Soon his travels led him to Nashville, where he became a regular session man from the mid 1980s and was offered his first publishing deal. Working out of a popular L.A. studio in the early 1990s, his growing reputation led to an invitation from Bruce Springsteen to jam with him and his band, then to join him on tour. Sims was 26, but critics noted the maturity of his chops.

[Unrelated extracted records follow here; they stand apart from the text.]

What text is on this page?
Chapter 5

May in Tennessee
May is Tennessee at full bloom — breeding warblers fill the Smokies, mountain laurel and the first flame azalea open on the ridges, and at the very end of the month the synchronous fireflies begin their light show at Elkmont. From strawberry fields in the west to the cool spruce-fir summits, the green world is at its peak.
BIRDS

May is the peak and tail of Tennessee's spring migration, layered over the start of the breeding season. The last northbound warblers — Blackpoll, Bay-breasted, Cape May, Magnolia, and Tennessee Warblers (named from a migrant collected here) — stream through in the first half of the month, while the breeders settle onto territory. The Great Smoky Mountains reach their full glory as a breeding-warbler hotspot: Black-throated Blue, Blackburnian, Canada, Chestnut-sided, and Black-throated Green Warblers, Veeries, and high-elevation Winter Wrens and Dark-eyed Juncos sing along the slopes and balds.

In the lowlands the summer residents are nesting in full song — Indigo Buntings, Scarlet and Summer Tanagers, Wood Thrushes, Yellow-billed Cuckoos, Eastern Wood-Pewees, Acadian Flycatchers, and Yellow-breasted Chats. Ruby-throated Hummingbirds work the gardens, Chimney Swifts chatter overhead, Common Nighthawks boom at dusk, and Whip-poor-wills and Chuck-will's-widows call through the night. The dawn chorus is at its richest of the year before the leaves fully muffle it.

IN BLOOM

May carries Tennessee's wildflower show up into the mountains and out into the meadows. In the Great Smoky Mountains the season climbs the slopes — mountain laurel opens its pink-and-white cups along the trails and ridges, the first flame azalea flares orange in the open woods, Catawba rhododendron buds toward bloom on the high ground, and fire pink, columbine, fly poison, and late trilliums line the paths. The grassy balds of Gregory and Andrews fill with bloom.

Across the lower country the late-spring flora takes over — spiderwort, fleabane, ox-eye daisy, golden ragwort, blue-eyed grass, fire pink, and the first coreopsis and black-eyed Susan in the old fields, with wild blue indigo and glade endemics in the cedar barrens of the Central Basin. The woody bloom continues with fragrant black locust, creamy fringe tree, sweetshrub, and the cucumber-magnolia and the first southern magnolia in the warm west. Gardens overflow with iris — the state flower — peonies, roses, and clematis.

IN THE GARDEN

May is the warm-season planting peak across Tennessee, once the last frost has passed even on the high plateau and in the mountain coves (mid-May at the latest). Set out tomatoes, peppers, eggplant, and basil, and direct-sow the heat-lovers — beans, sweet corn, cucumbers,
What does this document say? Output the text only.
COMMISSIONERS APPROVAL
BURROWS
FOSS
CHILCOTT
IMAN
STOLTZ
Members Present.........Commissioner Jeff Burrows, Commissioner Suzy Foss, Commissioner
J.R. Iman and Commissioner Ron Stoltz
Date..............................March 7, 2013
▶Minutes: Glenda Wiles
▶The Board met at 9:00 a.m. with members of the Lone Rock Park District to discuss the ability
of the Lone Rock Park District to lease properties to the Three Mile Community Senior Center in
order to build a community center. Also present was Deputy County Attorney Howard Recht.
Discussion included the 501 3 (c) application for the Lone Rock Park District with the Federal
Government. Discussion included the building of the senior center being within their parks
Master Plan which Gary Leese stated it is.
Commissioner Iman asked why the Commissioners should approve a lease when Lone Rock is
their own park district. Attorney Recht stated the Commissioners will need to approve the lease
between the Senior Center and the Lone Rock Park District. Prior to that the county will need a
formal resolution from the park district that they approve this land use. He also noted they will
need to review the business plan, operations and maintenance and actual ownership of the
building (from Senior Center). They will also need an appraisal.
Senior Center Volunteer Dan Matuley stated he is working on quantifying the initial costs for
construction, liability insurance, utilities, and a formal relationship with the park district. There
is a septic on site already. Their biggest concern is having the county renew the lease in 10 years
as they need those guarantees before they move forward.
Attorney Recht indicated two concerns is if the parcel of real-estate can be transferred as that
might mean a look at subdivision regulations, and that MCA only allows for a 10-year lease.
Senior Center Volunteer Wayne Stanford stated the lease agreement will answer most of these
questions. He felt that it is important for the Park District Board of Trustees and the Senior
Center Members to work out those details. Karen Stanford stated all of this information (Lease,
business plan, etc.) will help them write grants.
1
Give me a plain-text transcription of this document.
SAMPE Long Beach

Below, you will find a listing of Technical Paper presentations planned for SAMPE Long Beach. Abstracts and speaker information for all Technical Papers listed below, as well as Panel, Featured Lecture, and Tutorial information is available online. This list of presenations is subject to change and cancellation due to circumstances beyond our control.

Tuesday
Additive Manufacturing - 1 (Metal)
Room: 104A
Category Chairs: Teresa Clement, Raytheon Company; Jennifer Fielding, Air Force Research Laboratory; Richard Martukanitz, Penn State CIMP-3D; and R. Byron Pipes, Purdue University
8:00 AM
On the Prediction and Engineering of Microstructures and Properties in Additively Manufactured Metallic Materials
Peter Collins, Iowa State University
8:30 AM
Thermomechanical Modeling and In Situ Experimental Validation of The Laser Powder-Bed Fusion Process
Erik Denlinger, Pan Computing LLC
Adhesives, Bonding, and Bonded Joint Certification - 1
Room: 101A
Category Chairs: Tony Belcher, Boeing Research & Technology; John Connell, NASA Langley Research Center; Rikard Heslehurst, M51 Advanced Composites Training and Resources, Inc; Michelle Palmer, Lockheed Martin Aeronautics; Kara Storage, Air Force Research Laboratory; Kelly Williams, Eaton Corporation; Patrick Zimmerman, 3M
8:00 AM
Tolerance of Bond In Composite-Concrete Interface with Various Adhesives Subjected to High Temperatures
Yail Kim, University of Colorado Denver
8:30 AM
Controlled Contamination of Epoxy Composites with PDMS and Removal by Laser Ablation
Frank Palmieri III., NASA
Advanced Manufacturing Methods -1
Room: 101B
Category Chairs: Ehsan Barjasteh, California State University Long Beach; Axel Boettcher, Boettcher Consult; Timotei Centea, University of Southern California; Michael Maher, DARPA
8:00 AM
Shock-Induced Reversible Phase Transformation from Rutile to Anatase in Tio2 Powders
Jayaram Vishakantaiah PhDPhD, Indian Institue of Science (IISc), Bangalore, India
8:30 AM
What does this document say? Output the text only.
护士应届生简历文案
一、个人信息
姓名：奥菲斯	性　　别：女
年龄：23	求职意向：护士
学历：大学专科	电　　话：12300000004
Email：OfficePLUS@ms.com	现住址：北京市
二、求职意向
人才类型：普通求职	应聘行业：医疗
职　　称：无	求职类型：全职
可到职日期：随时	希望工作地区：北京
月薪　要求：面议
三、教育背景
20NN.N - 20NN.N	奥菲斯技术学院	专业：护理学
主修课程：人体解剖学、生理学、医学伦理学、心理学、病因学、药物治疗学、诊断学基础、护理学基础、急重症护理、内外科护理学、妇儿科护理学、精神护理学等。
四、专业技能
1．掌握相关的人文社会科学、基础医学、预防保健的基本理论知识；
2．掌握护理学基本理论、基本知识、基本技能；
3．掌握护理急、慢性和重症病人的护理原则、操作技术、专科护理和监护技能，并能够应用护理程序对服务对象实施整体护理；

 Sims returned to Nashville and continued the sessions for other artists. A turning point came when he co-wrote “Change the World”, based in part on a socially conscious song he had written at the age of 16. Eric Clapton’s rendition won Song of the Year, Record of the Year and Best Male Pop Vocal Performance at the 1997 Grammys. Since then, Sims has travelled the world to write, play and produce on a diverse array of projects. He released his own project “Peace and Love” (Universal) in 2000, featuring the talent of Stevie Wonder, his musical mentor. He co-produced and co-wrote songs on the Grammy winning 2010 “Power of One”, and “Love God, Love People” in 2011 for Israel Houghton and recently contributed to the “100 Miles from Memphis” record and world tour with Sheryl Crow. He continues to develop new projects for new artists such as Jonny Lang, Jason Mraz and Javier Colon (winner of “The Voice”) as well as A list musicians looking for a soulful twist. 

“I’m a fan of music,” states Sims. “So I will always be making music. Fender has been a lifelong companion. The Precision models of the mid 60s and 70s are important part of my studio set up and help make my music what it is” 

The quality shows and the beat goes on.